La gran trampa de este ejercicio mentiroso de la libertad que en Uruguay se ha llamado “libertad responsable” es que deja en manos del individuo una decisión que no es tal, exactamente del mismo modo en que la flexibilización laboral y la invitación a hacer de cada trabajador un empresario independiente ofrecen una falsa salida de las condiciones de explotación evidentes en el vínculo contractual empleador/empleado.

Pongámoslo así: si los estados hubieran resuelto que la vacunación contra la covid-19 era obligatoria (como ocurre desde hace tanto tiempo con otras vacunas) los ciudadanos habrían tenido la oportunidad de rebelarse ante la imposición sanitarista, habrían podido negarse desde una posición de sujetos y habrían experimentado la brutal diferencia de fuerza que existe entre el ciudadano y la institucionalidad que rige su vida. Y se habrían vacunado o no, pero el carácter intrínsecamente autoritario de la obligación habría sido transparente. La libertad responsable, en cambio, elimina la posición de sujeto y deja en su lugar a un individuo que no se resiste a una imposición sino que toma, aparentemente, una decisión motivada por sus propias investigaciones sobre el tema (¿sobre qué base?, ¿con qué fundamentos?) o por sus propias creencias. Y luego, claro, se le cobrará esa falsa soberanía en la posibilidad de participar ya no de la vida cívica sino del consumo.

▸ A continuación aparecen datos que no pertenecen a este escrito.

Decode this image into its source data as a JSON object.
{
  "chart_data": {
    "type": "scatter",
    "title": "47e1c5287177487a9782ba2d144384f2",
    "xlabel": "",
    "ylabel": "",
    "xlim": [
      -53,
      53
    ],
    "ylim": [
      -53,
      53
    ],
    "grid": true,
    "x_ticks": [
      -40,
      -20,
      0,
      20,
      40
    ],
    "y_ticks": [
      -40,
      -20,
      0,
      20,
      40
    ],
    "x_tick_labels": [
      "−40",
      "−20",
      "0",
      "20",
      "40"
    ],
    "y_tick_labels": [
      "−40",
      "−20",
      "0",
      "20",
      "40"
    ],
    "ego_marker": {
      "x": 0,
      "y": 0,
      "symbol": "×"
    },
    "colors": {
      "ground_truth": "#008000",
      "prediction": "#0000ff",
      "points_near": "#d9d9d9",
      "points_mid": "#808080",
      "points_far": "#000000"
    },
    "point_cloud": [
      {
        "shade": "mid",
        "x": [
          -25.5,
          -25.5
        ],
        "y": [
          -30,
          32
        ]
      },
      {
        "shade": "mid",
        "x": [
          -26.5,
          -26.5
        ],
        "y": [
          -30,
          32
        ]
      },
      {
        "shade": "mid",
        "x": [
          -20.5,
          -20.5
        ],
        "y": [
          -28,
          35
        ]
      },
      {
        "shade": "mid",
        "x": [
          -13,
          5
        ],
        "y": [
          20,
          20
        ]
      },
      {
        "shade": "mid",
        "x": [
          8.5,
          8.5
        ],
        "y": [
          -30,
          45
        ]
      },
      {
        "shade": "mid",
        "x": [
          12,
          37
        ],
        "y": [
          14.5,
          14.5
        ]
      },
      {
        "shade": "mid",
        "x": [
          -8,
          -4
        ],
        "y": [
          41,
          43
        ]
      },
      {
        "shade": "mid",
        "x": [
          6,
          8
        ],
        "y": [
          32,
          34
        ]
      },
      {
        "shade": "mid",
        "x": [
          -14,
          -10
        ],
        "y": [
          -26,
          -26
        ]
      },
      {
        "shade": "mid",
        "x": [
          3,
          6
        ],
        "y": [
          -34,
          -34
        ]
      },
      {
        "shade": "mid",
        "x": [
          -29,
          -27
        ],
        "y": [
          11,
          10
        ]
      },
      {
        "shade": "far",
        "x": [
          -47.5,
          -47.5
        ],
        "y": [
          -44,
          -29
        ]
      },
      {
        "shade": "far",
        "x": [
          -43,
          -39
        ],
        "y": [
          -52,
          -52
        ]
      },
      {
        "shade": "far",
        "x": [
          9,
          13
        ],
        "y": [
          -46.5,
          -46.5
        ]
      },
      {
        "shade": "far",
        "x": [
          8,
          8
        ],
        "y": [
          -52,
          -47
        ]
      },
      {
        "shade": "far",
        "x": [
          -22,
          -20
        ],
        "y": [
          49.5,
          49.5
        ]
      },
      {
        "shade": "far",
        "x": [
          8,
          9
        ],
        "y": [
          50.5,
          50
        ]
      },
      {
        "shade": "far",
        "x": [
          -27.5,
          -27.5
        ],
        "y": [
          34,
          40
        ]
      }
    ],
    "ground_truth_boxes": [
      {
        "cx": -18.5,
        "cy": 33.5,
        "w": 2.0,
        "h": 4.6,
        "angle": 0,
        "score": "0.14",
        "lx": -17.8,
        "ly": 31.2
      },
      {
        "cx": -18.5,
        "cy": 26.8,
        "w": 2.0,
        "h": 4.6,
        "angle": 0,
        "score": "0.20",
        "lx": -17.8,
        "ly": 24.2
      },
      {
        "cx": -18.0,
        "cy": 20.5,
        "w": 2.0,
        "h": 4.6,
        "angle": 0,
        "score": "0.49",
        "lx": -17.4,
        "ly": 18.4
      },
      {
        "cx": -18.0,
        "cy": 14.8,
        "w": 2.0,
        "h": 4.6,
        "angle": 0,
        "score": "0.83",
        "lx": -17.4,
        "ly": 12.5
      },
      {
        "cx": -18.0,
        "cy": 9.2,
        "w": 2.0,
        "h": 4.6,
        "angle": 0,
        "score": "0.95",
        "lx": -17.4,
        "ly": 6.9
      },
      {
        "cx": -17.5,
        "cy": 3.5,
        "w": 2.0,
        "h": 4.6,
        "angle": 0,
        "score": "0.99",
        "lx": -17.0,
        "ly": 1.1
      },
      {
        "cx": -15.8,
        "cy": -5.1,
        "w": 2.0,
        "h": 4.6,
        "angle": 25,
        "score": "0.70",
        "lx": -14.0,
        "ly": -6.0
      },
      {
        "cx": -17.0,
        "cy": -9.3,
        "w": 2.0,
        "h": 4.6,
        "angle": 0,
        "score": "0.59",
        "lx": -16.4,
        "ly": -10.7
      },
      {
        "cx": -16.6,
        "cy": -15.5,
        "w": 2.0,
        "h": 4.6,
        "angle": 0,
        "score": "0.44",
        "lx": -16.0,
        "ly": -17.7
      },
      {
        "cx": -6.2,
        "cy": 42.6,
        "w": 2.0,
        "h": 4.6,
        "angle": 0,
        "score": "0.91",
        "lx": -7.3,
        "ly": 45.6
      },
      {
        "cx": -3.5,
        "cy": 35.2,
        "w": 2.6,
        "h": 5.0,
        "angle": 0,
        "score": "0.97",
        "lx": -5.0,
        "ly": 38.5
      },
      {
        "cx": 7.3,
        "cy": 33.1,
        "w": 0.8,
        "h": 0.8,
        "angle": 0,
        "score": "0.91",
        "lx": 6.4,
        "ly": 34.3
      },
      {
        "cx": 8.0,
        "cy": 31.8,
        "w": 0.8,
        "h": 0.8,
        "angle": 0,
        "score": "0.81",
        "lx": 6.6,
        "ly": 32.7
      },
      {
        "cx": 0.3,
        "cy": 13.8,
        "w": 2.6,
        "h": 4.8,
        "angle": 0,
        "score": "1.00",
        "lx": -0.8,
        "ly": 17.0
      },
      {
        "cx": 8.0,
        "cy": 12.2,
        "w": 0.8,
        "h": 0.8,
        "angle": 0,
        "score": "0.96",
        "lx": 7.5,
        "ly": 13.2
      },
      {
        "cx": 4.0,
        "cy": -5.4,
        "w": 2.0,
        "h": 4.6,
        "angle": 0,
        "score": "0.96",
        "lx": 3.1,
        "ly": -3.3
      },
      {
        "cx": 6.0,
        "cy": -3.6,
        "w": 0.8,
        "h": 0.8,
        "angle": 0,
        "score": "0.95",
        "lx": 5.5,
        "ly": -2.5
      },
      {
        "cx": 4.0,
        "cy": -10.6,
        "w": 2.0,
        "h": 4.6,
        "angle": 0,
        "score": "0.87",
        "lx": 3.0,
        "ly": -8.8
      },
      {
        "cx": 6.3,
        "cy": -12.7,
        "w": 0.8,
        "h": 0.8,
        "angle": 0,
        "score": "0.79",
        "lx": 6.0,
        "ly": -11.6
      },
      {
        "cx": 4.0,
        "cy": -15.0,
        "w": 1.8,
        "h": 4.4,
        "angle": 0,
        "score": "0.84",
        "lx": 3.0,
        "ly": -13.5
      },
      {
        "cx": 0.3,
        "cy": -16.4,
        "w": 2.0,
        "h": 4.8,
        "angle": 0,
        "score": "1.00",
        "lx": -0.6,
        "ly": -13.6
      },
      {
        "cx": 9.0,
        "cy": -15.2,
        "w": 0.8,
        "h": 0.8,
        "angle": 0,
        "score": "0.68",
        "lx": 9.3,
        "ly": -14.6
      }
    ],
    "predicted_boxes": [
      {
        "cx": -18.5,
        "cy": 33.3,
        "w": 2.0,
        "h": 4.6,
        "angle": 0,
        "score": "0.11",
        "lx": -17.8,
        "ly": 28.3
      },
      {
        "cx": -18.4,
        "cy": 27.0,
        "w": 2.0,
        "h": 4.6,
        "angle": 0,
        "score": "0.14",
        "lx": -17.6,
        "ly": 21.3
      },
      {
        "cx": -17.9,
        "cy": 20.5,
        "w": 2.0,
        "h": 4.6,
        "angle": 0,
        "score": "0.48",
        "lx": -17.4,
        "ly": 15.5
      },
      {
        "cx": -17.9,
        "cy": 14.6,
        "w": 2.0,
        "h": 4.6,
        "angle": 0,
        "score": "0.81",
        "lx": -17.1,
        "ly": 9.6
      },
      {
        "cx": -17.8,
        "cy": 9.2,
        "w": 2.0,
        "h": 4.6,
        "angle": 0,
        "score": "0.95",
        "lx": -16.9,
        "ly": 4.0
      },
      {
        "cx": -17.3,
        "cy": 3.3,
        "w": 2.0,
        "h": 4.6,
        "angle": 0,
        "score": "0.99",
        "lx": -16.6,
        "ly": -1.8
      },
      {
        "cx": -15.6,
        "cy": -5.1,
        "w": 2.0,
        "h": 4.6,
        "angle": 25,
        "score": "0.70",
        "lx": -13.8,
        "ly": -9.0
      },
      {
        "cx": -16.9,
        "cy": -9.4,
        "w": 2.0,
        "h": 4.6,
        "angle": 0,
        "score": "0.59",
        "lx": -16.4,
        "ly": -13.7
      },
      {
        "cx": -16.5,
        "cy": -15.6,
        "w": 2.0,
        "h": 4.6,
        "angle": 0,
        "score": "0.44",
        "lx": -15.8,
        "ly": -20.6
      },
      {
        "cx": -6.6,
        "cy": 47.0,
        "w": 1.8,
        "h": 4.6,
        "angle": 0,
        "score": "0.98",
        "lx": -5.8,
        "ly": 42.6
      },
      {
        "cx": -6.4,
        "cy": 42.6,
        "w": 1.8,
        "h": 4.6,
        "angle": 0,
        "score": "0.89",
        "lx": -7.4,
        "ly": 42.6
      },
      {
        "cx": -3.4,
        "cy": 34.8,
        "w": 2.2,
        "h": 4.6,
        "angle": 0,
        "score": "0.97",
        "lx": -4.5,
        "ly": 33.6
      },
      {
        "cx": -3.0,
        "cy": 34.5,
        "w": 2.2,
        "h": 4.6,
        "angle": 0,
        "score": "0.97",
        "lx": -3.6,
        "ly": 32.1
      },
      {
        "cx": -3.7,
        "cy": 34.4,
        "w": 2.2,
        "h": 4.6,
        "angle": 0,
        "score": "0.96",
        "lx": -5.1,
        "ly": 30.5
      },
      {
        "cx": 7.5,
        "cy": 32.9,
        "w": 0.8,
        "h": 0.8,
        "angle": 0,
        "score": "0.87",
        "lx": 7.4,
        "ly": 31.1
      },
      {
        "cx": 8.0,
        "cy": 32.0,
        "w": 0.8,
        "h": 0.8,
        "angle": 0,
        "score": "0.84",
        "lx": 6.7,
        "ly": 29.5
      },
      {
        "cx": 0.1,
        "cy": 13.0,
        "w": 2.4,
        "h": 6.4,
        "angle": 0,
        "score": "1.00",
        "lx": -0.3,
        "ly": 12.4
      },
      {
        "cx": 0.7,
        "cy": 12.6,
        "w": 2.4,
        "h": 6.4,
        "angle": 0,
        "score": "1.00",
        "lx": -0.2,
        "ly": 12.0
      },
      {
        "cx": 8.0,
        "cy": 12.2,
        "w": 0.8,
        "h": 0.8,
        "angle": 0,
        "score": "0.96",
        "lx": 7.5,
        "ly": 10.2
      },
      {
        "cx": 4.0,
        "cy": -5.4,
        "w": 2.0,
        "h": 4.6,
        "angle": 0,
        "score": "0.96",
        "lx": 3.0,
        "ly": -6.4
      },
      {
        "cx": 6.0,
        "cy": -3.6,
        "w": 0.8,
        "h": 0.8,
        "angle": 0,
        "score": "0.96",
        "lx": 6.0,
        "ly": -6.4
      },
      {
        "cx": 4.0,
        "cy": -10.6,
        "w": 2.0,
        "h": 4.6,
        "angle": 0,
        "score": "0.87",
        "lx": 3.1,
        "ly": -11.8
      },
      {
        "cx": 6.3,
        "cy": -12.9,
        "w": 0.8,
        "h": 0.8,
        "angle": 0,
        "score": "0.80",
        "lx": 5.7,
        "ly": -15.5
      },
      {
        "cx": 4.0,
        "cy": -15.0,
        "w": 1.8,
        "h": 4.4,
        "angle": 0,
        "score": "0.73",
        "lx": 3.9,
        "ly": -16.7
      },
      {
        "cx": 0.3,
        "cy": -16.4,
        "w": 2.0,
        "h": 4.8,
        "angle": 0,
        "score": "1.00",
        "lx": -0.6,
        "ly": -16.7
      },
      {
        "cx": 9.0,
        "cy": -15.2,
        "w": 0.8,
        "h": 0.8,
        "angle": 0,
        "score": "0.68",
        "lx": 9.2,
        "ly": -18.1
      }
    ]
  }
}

Porque los promotores de la libertad responsable saben que ya no es posible vivir sin ser cliente de algo, consumidor de algún servicio no esencial.

Se aplica así a la política sanitaria el criterio que se desea para el mercado: que cada quien valore sus propios costos y beneficios: por un lado, ofrecer el brazo para recibir una vacuna de la que eventualmente se desconfía; por otro, participar de una calidad superior de acceso al consumo, y sobre todo a lo que se podría englobar como “consumo de tiempo libre”. (Entre paréntesis: en enero de este año el mismo diputado Schipani hablaba de que el certificado de vacunación debería exigirse también para trabajar o estudiar; sorprende que no haya planteado la obligatoriedad y esté en cambio aceptando el juego de la libertad responsable al precio de renunciar a las actividades sociales).

La política sanitaria de este gobierno ha sido desde el comienzo, pero cada vez con más transparencia, la de depositar en los individuos la responsabilidad por lo que ocurra en cualquier circunstancia. “Ya cada uno sabe lo que tiene que hacer”, decía el presidente en una conferencia de prensa no hace mucho, y el senador Sebastián da Silva, integrante de su partido, lo reafirmaba el último día de abril, mes de blindaje fallido, cuando le decía a la diaria que “la gente tiene que decidir si se quiere enfermar o no”, y a partir de esa decisión, “como Antón Pirulero, cada cual que atienda su juego”. Una posición que esconde que la decisión de salir o no, de viajar en ómnibus o no, de ir a trabajar o no, de vivir bajo un techo o estar a la intemperie, como tantas otras, no depende en absoluto de la voluntad o las ganas de los individuos. El resultado de ese discurso de sálvese quien pueda es una violencia crispada y buchona de unos contra otros, una competencia entre individuos aterrorizados y exasperados que perciben la falta de elementos para saber quién les miente y por lo tanto se acusan mutuamente, se vigilan, se culpan de la crisis, de los contagios, de la precariedad sin fondo de la vida. Y para completar la lógica de feria al diputado Jorge Gandini se le ocurre que los presos que hayan tenido covid-19 podrían descontar “dos o tres días de pena” si se ofrecen como donantes de plasma; un regateo que obtura desde el principio la eventual generosidad de los amables donantes y se niega a reconocerlos como sujetos capaces de solidaridad desinteresada.

Somos libres de elegir una vida de mierda, de autoexplotarnos, de mirar al prójimo como competidor y enemigo. Somos recontra libres, así que suerte y a abrocharse el cinturón porque este viaje alucinante empezó hace tiempo y viene acelerándose que da gusto.